شعب الأويغور   شعب تركي مسلم يكابد من اضطهاد الاستعمار الصيني  ويدعوا أخوانه واخواته في العقيدة  للاطلاع على احواله ومعاناته

Appeal for Uighurs arbitrarily detained

Amnesty International is concerned about reports of continuing arbitrary arrests of Uighurs in the Xinjiang Uighur Autonomous Region (XUAR) and elsewhere in the People's Republic of China (PRC). It is also concerned about reports that Uighur political detainees are frequently subjected to torture and that some have been left physically and mentally scarred as a result.

The Uighurs are the majority ethnic population of the XUAR, where the local population is predominently Muslim. Following ethnic unrest in February 1997 in the city of Gulja (Yining),(footnote: See People Republic of China: Summary of Amnesty International Concerns, February 1998, AI Index: ASA 17/06/98, page 3.http://www.amnesty.org/ailib/aipub/1998/ASA/31700698.htm) in the west of the XUAR, the authorities have tightened controls over the local population and repressed any activity suspected of lending support to Uighur nationalism - officially termed "separatism" - including peaceful religious activities. Such measures are believed to have exacerbated ethnic tensions and contributed to the escalation of violence in the region. A growing number of violent incidents, including clashes between small groups of Uighur nationalists and the security forces, have been reported since then.

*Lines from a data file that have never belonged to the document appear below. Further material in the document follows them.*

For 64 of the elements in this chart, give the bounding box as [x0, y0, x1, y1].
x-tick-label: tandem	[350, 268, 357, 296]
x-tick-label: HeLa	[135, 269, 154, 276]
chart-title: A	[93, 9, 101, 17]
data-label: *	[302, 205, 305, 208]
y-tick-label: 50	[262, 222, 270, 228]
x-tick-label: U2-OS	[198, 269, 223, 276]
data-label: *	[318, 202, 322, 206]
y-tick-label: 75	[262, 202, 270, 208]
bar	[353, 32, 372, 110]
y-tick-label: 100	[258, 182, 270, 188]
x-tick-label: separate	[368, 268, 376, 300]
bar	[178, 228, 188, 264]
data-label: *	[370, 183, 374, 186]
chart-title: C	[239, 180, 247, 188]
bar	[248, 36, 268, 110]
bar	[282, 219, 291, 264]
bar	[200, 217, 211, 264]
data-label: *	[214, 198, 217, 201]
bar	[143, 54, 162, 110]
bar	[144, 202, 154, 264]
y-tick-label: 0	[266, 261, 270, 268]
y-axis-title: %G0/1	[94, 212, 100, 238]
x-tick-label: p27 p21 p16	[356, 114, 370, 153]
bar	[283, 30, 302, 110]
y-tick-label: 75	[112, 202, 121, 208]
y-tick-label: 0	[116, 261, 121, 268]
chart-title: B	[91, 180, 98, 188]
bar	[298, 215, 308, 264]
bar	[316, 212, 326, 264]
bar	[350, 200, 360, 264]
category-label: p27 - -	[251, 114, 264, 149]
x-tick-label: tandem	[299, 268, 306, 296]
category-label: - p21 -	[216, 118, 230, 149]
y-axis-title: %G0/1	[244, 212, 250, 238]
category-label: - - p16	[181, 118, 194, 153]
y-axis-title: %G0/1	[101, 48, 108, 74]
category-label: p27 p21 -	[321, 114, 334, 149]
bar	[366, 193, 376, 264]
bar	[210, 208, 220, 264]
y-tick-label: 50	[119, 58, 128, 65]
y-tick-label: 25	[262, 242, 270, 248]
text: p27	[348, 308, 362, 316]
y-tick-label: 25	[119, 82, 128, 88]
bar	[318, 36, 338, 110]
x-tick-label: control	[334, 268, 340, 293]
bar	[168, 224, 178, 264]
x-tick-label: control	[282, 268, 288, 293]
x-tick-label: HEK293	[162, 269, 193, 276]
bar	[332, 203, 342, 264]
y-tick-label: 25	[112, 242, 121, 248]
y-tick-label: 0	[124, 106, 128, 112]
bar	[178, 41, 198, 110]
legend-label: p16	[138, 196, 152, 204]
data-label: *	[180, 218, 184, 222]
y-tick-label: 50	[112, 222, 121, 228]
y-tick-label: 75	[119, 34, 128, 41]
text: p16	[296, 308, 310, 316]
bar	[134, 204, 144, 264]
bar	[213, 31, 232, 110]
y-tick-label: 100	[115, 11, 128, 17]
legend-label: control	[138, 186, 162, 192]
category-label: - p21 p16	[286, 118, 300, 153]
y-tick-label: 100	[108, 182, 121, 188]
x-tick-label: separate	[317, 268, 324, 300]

The cases cited in this document are those of people who are reported to have been arbitrarily detained for their suspected views, associations or peaceful activities, in violation of international human rights standards. Some have also been arbitrarily detained merely because they are relatives or friends of political prisoners or fugitives, or simply because they are Uighurs. Their relatives have received no news of them and they have been held without charge for several months, in violation of Chinese law. (footnote: Under the revised Criminal Procedure Law of the PRC, in force since January 1997, detainees should either be formally arrested (charged) within 14 days after being taken into police custody or released. They have the right to engage a lawyer soon after being taken into custody. Furthermore, the police should in principle inform the family of the detention or arrest of a relative and of the place where he or she may be detained within 24 hours after arrest or detention, unless the police deems that this would hinder the investigation . Even in such cases, the law does not provide for detention to continue if the detainee has not been charged within 14 days of being taken into police custody.)     Amnesty International is calling on the Chinese authorities to release without delay all those held for the peaceful exercise of fundamental human rights and to take effective measures to ensure that Uighur and other ethnic detainees and prisoners are not subjected to torture or other cruel, inhuman or degrading treatment or punishment.